Fail to Use Low Beam

Approaching or following other traffic, drivers are required to use the low beam of the vehicle

Fail to Use Lower Headlight Beam


Highway Traffic Act section 168

Fail-to-Lower-High-BeamWhen driving on a roadway drivers must use their lower headlight beam when:

  • approaching an oncoming vehicle within 150 metres; or
  • following another vehicle within 60 metres,
    • except when in the act of overtaking and passing

Flashing High Beams

It is not considered automatically an offence to flash high beams.  Although a police officer may issue a ticket for doing so, there would need to be evidence of not lowing the beams, not that the driver flashed them.

Using the high beams as a signal would not usually be considered an offence by most courts.

Insurance Implications

A conviction on the drivers abstract for Failing to Lower the High Beam can affect insurance rates.

Once the driver is convicted of a traffic ticket, the court sends a notice to the Ministry of Transportation.

Upon receiving the record of conviction, the Ministry of Transportation adds the court conviction to the driving record.

Driving Records/Abstracts

Driving abstracts are available to anyone who has the drivers licence number for a fee payable to the Ministry of Transportation.

Therefore the way the insurance company will finds out about the ticket is;

Each insurance company is a private company with their own set of rules and standards.

Some insurance companies will not increase insurance rates for one ticket and others will.
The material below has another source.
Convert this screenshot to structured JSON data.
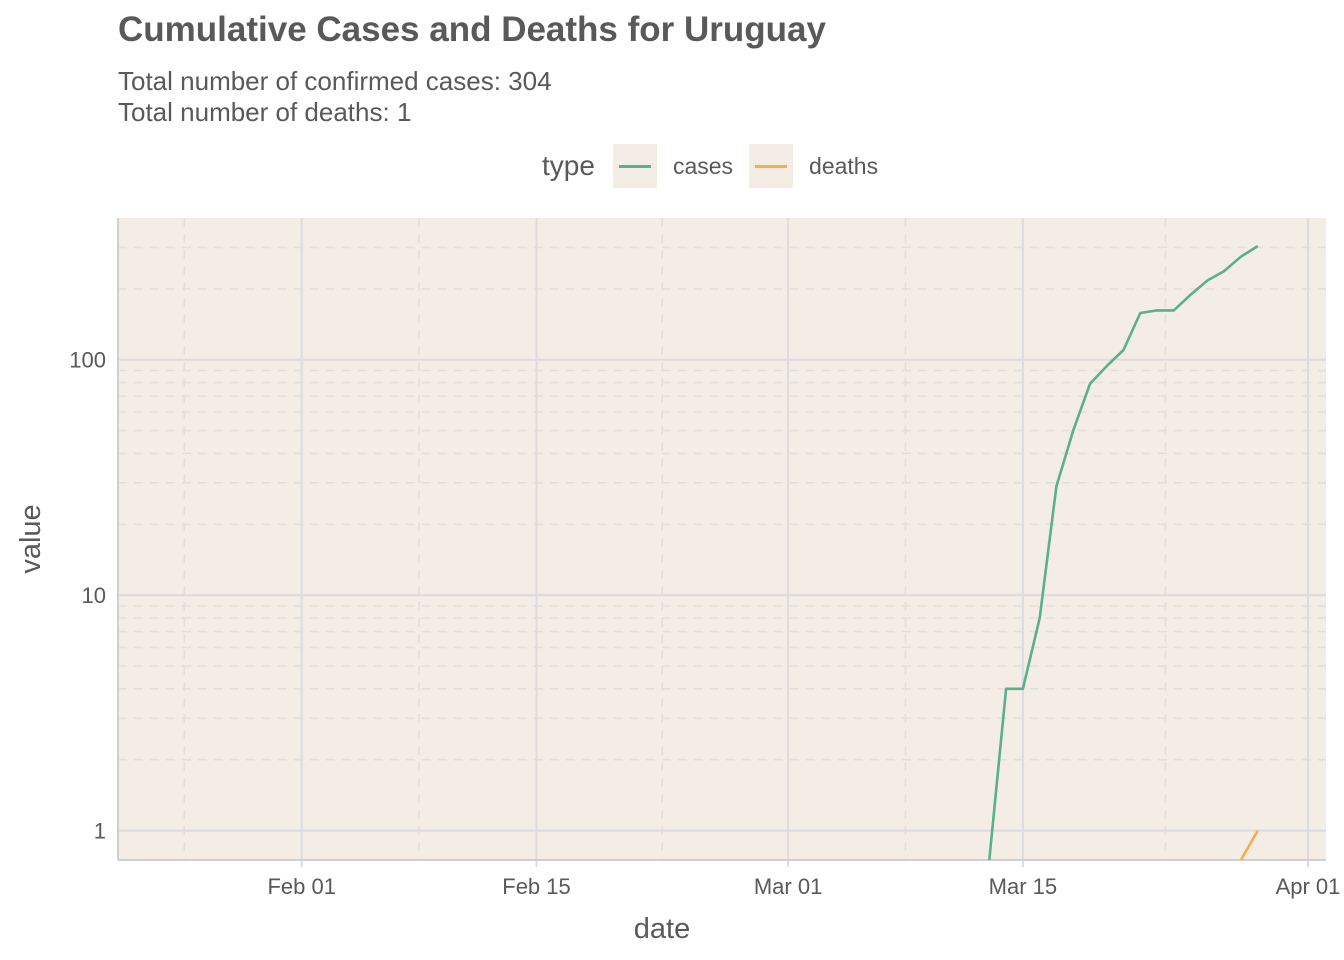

The problem is drivers don’t know what the insurance company is going to do, and if asked, there is a chance they will increase it due to the inquiry.

Drivers need to keep their driving records clear.


The fine for driving Fail to Lower High Beams is $110.00.

Summons to Appear in Court

Where a police officer issues a summons to appear or the driver disputes the ticket, the Justice of the Peace (JP) can increase the fine up to $500.00.  This rarely happens for this offence but it is possible.

The out of court fine is actually, $90.00 but the court adds a $20.00 Victim Fine Surcharge to the ticket.

What is the Victim Fine Surcharge?

  • The provincial government adds a victim fine surcharge (VFS) to every non-parking fine imposed under the Provincial Offences Act.
    • It is deposited into a special fund to help victims of crime.
  • The amount of the VFS is usually 20 per cent of the imposed fine.
    • For example, a $100 fine would result in a $20 surcharge.
    • Fines over $1,000 carry a surcharge of 25 per cent.


A conviction for fail to use lower beam has the following penalties:

Demerit Points

Fail to use lower beam tickets have 2 demerit points.

Demerit Point Interviews

If you have to attend an interview, you will get a letter (Notice of Interview) to notify you of the time, date and location of the meeting. If you do not attend your licence could be suspended.

The fee for a demerit point interview is $50 and must be paid in person at any Service Ontario Centre.

You can pay the fee when you receive the Notice of Interview or within 10 business days of attending the interview.

Failure to pay the interview fee will result in the cancellation of your driver’s licence.


Drivers are not suspended for a conviction for Fail to Lower High Beams.

Novice Drivers

Class G1 and Class G2 drivers are suspended for 30 days for violating the demerit point restrictions for novice drivers

Unpaid Fines

Any driver maybe suspended where any fine goes into default.  Where the licence is suspended for an unpaid fine, the licence will be suspended until the payment is made to the court.

Demerit Point Suspensions

The accumulation of demerit points can result in a licence suspension.

Legal Definition

Use of passing beam – Highway Traffic Act s.168

When on a highway at any time when lighted lamps are required to be displayed on vehicles, the driver of a motor vehicle equipped with multiple beam headlamps shall use the lower or passing beam when,

  • approaching an oncoming vehicle within 150 metres; or
  • following another vehicle within 60 metres,
    • except when in the act of overtaking and passing.